Going quantum, it is often mentioned that while strong subadditivity also holds for von Neumann entropies of tripartite quantum states, the statement is less obvious than its classical counterpart. It can still be stated as $I(A:C|B)\ge0$, but this is now the conditional quantum mutual information, which has a less obvious interpretation. Preskill states in his notes that the strong subadditivity of the von Neumann entropy is saturated for tripartite states $\rho_{ABC}$ when there is a direct sum decomposition $\mathcal H_B=\bigoplus_j (\mathcal H_{B_j^L} \otimes\mathcal H_{B_j^R})$ and the state has a decomposition $$\rho_{ABC} = \bigoplus_j p_j \rho_{AB_j^L}\otimes \rho_{B_j^R C}.$$ The proof or source of this statement is not given though, and it's not clear to me whether this condition can somehow be considered as a quantum counterpart of the classical Markov chain condition, or whether it's something entirely different.

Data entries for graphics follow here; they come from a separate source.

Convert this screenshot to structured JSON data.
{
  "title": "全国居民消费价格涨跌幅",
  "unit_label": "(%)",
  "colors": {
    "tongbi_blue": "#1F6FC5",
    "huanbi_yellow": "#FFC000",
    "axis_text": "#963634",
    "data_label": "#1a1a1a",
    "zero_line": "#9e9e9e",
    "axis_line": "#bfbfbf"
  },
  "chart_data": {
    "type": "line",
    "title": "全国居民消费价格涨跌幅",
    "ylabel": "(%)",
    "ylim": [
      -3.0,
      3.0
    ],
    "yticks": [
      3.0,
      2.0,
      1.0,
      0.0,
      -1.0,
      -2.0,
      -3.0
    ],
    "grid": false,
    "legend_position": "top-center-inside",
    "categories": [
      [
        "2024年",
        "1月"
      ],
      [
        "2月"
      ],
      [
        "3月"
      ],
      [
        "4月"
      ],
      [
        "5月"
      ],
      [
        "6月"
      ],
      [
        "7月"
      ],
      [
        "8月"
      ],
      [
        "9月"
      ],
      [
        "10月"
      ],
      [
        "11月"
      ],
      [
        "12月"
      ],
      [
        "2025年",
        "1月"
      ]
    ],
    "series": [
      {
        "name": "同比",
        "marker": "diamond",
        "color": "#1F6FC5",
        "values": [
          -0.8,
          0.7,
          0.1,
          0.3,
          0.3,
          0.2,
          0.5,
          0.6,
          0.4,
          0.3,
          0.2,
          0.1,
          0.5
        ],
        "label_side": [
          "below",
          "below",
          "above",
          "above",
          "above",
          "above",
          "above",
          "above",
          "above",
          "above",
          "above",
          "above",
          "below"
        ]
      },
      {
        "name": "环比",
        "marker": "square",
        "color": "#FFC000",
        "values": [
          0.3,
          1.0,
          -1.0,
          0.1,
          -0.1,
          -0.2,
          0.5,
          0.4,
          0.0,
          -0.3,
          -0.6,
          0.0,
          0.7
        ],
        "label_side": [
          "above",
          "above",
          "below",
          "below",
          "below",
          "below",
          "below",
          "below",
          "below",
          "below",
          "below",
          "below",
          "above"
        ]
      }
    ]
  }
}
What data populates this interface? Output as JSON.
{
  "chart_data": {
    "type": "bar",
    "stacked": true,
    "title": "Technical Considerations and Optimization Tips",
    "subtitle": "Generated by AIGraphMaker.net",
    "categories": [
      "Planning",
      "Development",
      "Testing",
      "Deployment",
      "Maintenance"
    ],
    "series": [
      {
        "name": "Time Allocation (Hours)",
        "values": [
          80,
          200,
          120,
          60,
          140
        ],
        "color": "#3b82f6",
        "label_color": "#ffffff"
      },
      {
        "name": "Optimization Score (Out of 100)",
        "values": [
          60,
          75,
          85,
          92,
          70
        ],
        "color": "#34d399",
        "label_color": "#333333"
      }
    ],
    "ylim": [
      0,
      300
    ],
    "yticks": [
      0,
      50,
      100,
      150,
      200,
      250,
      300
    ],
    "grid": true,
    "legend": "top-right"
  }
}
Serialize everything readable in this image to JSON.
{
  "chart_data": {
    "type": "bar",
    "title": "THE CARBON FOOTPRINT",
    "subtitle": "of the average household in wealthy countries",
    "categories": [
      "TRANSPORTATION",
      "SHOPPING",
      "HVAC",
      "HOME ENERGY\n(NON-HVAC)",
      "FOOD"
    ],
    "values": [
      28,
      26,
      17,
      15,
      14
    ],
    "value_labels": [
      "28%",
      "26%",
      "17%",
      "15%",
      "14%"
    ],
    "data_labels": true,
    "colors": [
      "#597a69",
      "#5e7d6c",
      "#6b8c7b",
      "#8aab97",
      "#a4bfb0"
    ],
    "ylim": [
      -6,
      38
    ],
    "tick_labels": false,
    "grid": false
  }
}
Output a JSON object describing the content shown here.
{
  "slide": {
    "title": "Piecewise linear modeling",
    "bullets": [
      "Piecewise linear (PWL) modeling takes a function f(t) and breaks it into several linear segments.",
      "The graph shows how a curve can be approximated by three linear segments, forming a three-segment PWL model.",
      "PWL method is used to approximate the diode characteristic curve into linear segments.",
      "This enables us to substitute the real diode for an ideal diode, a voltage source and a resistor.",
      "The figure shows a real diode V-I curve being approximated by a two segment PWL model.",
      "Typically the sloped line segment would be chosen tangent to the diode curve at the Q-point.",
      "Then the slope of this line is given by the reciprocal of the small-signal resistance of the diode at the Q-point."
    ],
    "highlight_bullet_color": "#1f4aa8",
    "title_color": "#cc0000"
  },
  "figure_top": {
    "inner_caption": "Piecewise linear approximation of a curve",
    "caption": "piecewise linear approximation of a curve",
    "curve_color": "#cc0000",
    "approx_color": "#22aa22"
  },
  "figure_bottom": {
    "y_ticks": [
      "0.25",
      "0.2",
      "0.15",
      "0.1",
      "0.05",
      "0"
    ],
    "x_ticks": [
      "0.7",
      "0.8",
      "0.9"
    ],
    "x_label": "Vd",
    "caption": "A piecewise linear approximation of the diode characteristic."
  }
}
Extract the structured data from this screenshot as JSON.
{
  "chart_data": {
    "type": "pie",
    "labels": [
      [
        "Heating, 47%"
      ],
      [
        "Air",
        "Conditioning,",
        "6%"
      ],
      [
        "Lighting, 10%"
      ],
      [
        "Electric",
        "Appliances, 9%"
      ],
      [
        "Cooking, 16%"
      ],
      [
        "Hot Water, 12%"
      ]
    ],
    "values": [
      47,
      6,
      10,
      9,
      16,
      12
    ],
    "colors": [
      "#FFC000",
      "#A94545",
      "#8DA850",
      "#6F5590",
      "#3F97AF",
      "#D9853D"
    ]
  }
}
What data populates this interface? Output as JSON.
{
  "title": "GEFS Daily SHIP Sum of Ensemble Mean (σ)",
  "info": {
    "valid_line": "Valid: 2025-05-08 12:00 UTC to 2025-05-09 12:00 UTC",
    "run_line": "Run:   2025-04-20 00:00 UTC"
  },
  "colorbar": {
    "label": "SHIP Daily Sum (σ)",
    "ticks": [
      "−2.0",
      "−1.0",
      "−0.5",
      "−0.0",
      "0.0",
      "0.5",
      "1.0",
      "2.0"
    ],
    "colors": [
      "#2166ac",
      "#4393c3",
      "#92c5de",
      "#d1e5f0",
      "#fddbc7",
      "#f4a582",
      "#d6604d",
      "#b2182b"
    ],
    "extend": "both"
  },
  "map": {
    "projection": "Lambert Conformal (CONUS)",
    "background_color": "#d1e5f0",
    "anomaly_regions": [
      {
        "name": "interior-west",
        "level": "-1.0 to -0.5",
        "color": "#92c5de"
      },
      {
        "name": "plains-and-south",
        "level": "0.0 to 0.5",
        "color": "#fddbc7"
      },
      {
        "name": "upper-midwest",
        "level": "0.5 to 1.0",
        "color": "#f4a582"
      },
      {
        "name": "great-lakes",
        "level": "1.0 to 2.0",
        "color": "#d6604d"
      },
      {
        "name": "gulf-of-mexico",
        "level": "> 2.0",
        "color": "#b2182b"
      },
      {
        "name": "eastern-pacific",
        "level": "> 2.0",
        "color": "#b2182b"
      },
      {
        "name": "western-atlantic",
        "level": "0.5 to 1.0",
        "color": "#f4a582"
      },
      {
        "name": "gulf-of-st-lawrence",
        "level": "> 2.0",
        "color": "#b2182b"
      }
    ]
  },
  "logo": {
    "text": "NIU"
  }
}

What are illustrative examples of quantum states saturating the strong subadditivity of the von Neumann entropy, and therefore satisfying the above condition? Ideally, it would be great to also have examples that illustrate the nontriviality of the statement in the quantum case, whatever that means. Given the tight relation between strong subadditivity and monotonicity of the relative entropy, I suppose this is somewhat equivalent to asking for examples saturating the monotonicity of relative entropy in the tripartite case.